The sad fact is, I have all these rights. I have always had them, and so has everyone else. It is the State which infringes on them, putatively in the name of the 'public good,' whatever that is, but truly in the name of the extension of its own power.

After all, how can a State be considered a defender of freedom when those who look to its own validating document for protection from its excesses are explicitly labeled its enemies? [1] Or when legal observers are ejected from a court of law observing the administration of 'justice' for no other cause than 'security.' [2] Or when the supposed 'supreme' court of the land refuses to hear cases of constitutional law for reasons it is not required to supply? [3] The answer is, it cannot.

In short, the 'justice' system is nothing but a tissue of lies supported by a profession of liars, obfuscators, and demagogues whose only interest is not in 'justice,' but in power for themselves and their cronies at the expense of individual rights.

Many statists would say my ideas are deranged, and some have done so. I would even be called insane by many, including our 'defenders of freedom,' the police and military. The definitions of insanity are:

  1. 1. Persistent mental disorder or derangement. No longer in scientific use.

  2. 2. Law.

    1. Unsoundness of mind sufficient in the judgment of a civil court to render a person unfit to maintain a contractual or other legal relationship or to warrant commitment to a mental health facility.

    2. In most criminal jurisdictions, a degree of mental malfunctioning sufficient to relieve the accused of legal responsibility for the act committed.

  3. 3.

    1. Extreme foolishness; folly.

    2. Something that is extremely foolish. [4]

While a case could be made for the ideas of personal liberty and individual responsibility and self-reliance being 'foolishness,' or 'folly,' this is not what these enforcers would mean when they spoke of me as insane. Quite definitely, I would be seen as dangerous, subversive, wicked and depraved by those working to restrict my freedom.

This view, which has been inculcated into this nation's enforcement establishment for generations, makes me and those like me the easiest targets for censorship and incarceration without trial or charge. When one is deemed insane by the State, one may be disposed of without all the legal niceties the State will from time to time observe to reinforce the mental conditioning most of the populace was given in school in order to convince them the system is 'fair.' The lack of widespread public outcry over certain 'detainees' currently being held by this and other governments without even the paltry legal justification a citizen would receive shows the depth and endurance of this mindset.

An excellent example of the contempt those in power in the 'justice' system have for the documents spelling out the limitations of the State is the recent refusal of the Supreme Court to hear an important issue of constitutional law to which I alluded earlier. The most concise and compelling refutation of the rightness of the law and the State which administers it reads:

'Why is the U.S. Supreme Court's rejection of Silveira [vs. Lockyer] really important?

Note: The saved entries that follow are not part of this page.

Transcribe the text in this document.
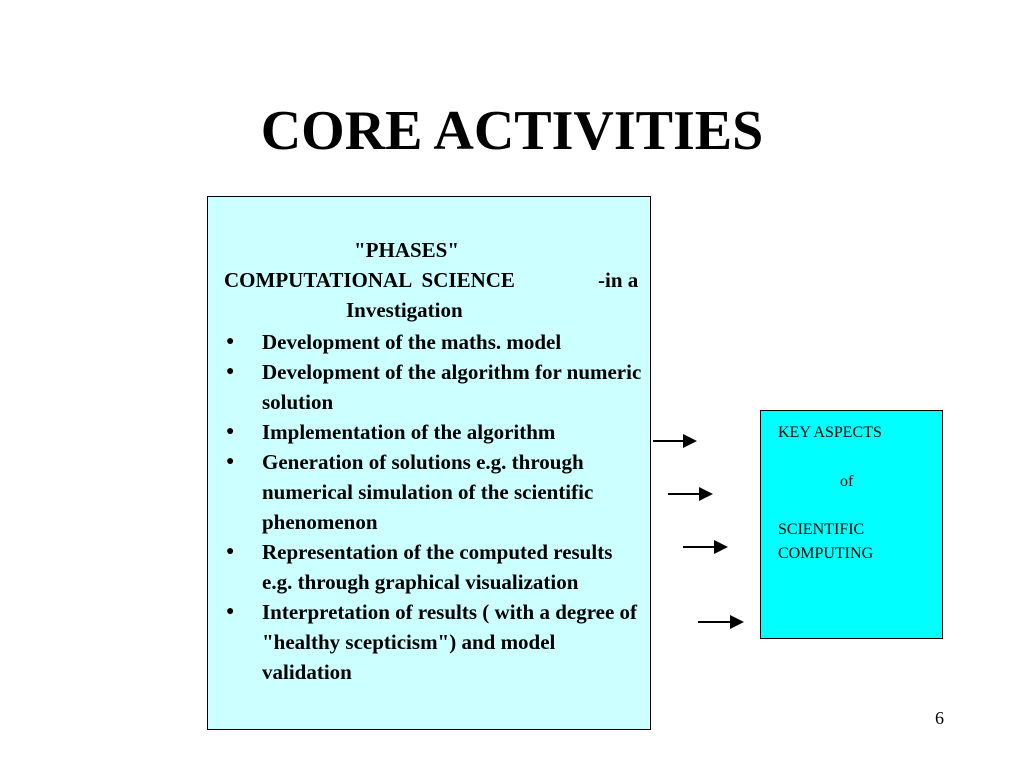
CORE ACTIVITIES

"PHASES"

-in a

COMPUTATIONAL  SCIENCE

Investigation

● Development of the maths. model
● Development of the algorithm for numeric solution
● Implementation of the algorithm
● Generation of solutions e.g. through numerical simulation of the scientific phenomenon
● Representation of the computed results e.g. through graphical visualization
● Interpretation of results ( with a degree of "healthy scepticism") and model validation
KEY ASPECTS
of
SCIENTIFIC
COMPUTING
6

Answer: it is not about guns. It never was about guns. It is really about this: 1) liberty; 2) ordinary citizens retaining a legally enforceable right to retain the most efficient, pragmatic means to enforce the rest of their rights enshrined in the U.S. Constitution'privately owned, registered or unregistered, firearms; 3) holding government accountable; 4) keeping government from indefinitely blowing through Constitutional red lights, violating the Constitution's commands; 5) forcing government to wear its Constitutional collar, connected to a Constitutional chain, staked firmly into the bedrock of Constitutional law.' [5]

No clearer assertion of the hypocrisy of the legal system may be found than the stand of the courts on the right of the people to own and carry guns, versus its stand on freedom of speech or sodomy, both of which it has upheld and neither of which is the government's business in the first place. The whole point of a bill of rights is to tell the government what is and is not its business.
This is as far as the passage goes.